La Guardia Costiera libica ha aperto un'inchiesta interna dopo che una motovedetta ha sparato alcuni colpi verso un barcone carico di migranti e rischiato più volte lo speronamento. In una nota insolita nota la Marina libica afferma che dopo aver esaminato le immagini in cui si vede la motovedetta della Guardia Costiera che insegue un barcone carico di migranti "mettendo in pericolo le loro vite, così come quelle dei membri dell'equipaggio della motovedetta stessa, in quanto non sono state seguite le misure di sicurezza e sono stati utilizzati anche dei colpi di avvertimento", è stata aperta l'indagine.
Fino ad ora l’unica inchiesta su un esponente delle autorità accusato di traffico di esseri umani, maltrattamenti e contrabbando di petrolio si era chiusa con la scarcerazione dell’indagato, il comandante Bija, promosso pochi giorni prima del rilascio al grado di maggiore della Marina.
"Abbiamo visto il video e stiamo verificando le circostanze ad esso legate. Sicuramente chiederemo spiegazioni ai nostri partner libici", ha detto Peter Stano, portavoce della Commissione europea, nel corso della conferenza stampa quotidiana.
La notizia dell’indagine interna arriva a pochi giorni dal voto italiano per il rifinanziamento delle missioni in Libia, che prevede il sostegno diretto ai guardacoste con la permanenza a Tripoli di una nave officina della Marina militare italiana incaricata di svolgere, a spese dell’Italia, la manutenzione delle motovedette libiche donate dal nostro Paese. Dal 2017 il costo sostenuto dai contribuenti italiani a sostegno dell’accordo Italia-Libia per bloccare i flussi migratori è stato di oltre 213 milioni di euro, sui circa 800 milioni stanziati per interventi nel Paese. Soldi usati anche per addestrare ed equipaggiare i guardacoste, che però in mare agiscono più secondo gli standard dei pirati somali, che secondo quelli delle guardie costiere europee. A confermare l’insensatezza delle manovre sono anche diversi ammiragli italiani, tra cui Vittorio Alessandro, che fra l’altro era stato a capo della comunicazione della Guardia costiera. «Se qualcuno, seppure in pericolo, non vuole essere soccorso, i guardacoste – spiega Alessandro – hanno l’obbligo di stargli accanto e, casomai, cedere il controllo dell’operazione a chi è titolato in quel tratto di mare, cioè Malta. In nessun caso sono permesse manovre come quelle».

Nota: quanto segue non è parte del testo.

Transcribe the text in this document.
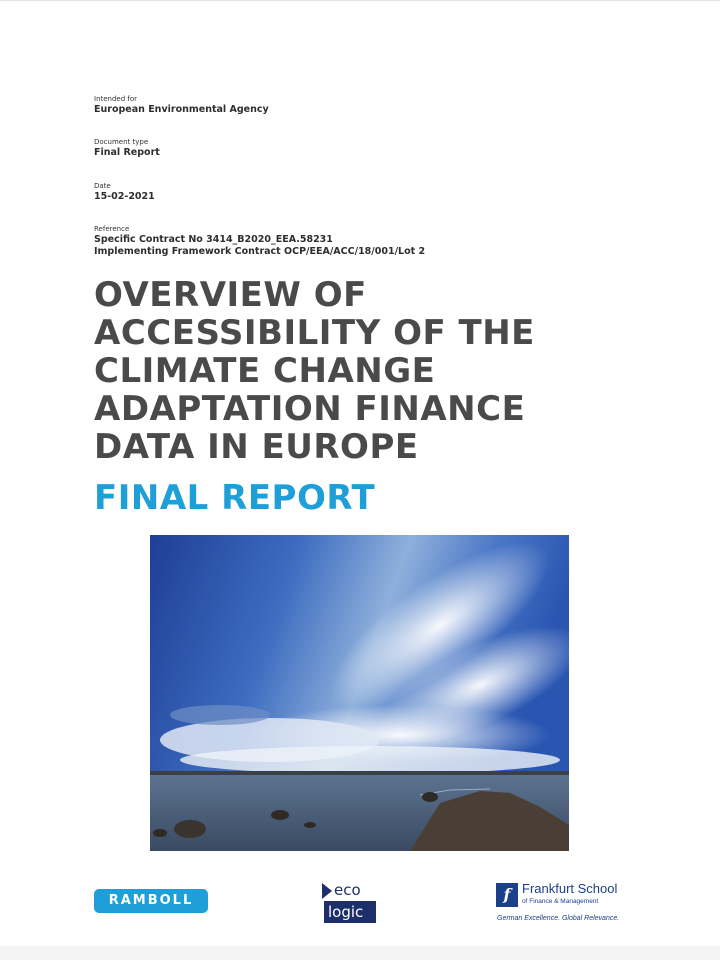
Intended for
European Environmental Agency
Document type
Final Report
Date
15-02-2021
Reference
Specific Contract No 3414_B2020_EEA.58231
Implementing Framework Contract OCP/EEA/ACC/18/001/Lot 2
OVERVIEW OF
ACCESSIBILITY OF THE
CLIMATE CHANGE
ADAPTATION FINANCE
DATA IN EUROPE
FINAL REPORT
RAMBOLL
eco
logic
f Frankfurt School
of Finance & Management
German Excellence. Global Relevance.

I guardacoste libici si sono allontanati per oltre 110 miglia dal porto di Tripoli e sono arrivati a sole 45 miglia da Lampedusa. Non era mai successo che una motovedetta tripolina si spingesse così a Nord per inseguire dei migranti, lasciando però che altri barconi raggiungessero indisturbati a Lampedusa. Un allontanamento dalla costa costato almeno 8 ore di navigazione fino a quasi l'area di ricerca e soccorso italiana. Era stato proprio il nostro Paese nel 2017 a confezionare la Sar libica.
Non è la prima volta che le violazioni delle più basilari norme della navigazione e del soccorso vengono platealmente violate da Tripoli. Ma stavolta l’imbarazzo per le conseguenze anche politiche di una tale azione, che mette in oggettiva difficoltà anche il governo italiano, che ha promesso la prosecuzione del sostegno politico ed economico a Tripoli, ha costretto le autorità libiche a intervenire con una nota. "Tale azione - aggiunge la Marina libica - mostra la mancanza di un giusto comportamento se si rivelasse così dopo le verifiche. La Guardia Costiera condanna qualsiasi comportamento in contrasto con le leggi locali e internazionali e conferma che tutte le misure legali saranno prese contro qualsiasi violazione, in conformità con la legislazione e le leggi in vigore". Infine, conclude lo Stato Maggiore della Marina, "confermiamo la nostra volontà nel proseguire lo svolgimento dei nostri compiti e doveri, salvare vite in mare e proteggere le coste libiche, secondo le leggi e i regolamenti umanitari riconosciuti a livello locale e internazionale". Un’affermazione, quest’ultima, che si scontra con la realtà giuridica libica. Il Paese, infatti, non ha mai sottoscritto la Convenzione di Ginevra per i Diritti dell’Uomo e, come ha ricordato di nuovo ieri l’Onu, il Paese non è riconosciuto come “luogo sicuro di sbarco” e perciò riportare a terra i migranti, destinati ai campi di prigionia, costituisce una violazione dei Diritti Umani che però in Libia non è perseguibile.